Friday, July 31, 2009

Boomsday, Redux

This morning I heard a startling news item on NPR:

For example, this moment, during President Obama's town meeting yesterday, the meeting was hosted by AARP, and at one point a caller named Mary put this question to the president about something that she had heard is in the House bill.


MARY: I have been told there is a clause in there that everyone that's Medicare age will be visited and told to decide how they wish to die. This bothers me greatly, and I'd like for you to promise me that this is not in this bill.

I knew this was another case of fiction becoming reality!Boomsday-cover

Last year, Christopher Buckley’s novel Boomsday kept me entertained through a flight somewhere and well into the night after arrival (this explains my drowsiness the next morning). The title refers to the date when the majority of baby boomers retire, precipitating an economic catastrophe for the country.

The heroine is Cassandra Devine, a savvy 29-year-old PR professional working in an agency run by one of the guys from Thank You for Smoking, an earlier Buckley work. She writes a popular blog (a la Dr. Isis), and she inspires her readers to storm golf courses and gated communities to terrorize the Medicare set. One late night she develops a concept of “voluntary transitioning” for boomers; in other words, they get some benefits (free Botox? reduced inheritance taxes?) if they agree to kick the bucket at age 70. Yup, it’s voluntary suicide. She repeatedly tells people that this is a “meta-issue” meant solely to drive the conversation and get the economic mess fixed, but like many ideas, this one develops a life of its own and is soon out of her control.

Unfortunately, this book has one thing completely in common with reality: tough choices don’t get made.

I won’t tell you any more about the book, because you really ought to read it yourself. Hell, you should buy it and help out Mr. Buckley who lost his job at the National Review (founded by his dad) because he endorsed Barak Obama for president!

The truth is no one really wants retirees to “pick their method of death:”

Mr. DAU: The House bill includes a provision that would allow Medicare to pay doctors for taking the time to talk with their patients about the very difficult choices that people face at the end of their life about health care: What kind of interventions you might want in the case of a bad accident or debilitating illness.
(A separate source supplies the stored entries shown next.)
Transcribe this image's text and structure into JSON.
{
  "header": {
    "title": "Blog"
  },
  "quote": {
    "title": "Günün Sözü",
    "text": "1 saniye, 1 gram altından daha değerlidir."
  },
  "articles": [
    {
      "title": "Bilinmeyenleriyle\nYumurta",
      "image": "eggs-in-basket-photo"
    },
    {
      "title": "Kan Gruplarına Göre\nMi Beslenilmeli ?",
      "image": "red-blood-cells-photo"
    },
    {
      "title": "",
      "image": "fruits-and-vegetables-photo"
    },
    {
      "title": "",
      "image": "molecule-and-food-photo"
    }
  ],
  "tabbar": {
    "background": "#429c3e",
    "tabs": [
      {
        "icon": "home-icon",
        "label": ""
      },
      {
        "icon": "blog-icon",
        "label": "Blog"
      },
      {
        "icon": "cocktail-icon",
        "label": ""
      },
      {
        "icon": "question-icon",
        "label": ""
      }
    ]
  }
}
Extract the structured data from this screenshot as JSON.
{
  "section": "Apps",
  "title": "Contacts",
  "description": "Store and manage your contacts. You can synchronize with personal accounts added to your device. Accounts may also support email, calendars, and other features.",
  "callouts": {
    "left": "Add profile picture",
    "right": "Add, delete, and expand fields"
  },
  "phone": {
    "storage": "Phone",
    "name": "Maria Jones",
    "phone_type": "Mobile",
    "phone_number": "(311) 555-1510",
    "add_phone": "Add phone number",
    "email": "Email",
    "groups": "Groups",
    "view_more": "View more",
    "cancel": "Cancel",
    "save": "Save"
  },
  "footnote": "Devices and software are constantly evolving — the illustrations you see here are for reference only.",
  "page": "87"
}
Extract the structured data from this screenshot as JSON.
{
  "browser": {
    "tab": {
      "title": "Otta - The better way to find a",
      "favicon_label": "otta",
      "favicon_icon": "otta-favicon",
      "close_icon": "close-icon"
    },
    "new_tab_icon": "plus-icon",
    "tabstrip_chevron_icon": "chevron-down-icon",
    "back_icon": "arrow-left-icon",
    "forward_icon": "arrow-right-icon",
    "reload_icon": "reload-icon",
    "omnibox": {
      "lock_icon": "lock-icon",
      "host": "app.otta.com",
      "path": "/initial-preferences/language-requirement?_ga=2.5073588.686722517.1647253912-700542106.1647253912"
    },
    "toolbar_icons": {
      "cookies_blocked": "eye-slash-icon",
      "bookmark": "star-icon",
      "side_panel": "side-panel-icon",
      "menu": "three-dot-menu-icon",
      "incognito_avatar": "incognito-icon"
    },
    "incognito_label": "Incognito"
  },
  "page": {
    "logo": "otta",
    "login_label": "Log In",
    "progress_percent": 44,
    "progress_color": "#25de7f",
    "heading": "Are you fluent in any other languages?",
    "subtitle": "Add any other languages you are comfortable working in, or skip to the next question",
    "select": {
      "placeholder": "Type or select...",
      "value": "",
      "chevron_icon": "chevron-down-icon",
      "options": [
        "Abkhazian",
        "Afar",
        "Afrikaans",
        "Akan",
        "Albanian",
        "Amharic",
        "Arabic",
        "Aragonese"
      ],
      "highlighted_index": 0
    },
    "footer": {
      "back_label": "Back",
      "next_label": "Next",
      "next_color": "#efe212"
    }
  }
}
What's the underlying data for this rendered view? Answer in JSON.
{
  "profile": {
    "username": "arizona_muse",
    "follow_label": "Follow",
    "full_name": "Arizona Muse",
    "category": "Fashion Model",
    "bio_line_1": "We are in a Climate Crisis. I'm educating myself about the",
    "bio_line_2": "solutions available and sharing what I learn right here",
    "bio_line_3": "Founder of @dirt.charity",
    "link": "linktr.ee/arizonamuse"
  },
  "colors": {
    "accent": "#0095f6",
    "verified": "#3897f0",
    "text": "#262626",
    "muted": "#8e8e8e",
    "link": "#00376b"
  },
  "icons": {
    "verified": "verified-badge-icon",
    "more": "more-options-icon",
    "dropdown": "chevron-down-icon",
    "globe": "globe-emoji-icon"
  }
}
It would empower individuals to make the best possible health care choices for them and their families and allow doctors to provide their patients with this so that no one's guessing at the end of a person's life.


SIEGEL: Because you're saying that that consultation that the doctor would offer or another health care professional might offer would, under the bill, now become covered by Medicare.

Thus far the debate on health care reform is a mess, driven more by fear than fact. I truly hope that our government can get it together and cover all of our citizens.

In the meantime, I’m waiting for Christopher Buckley to write another book!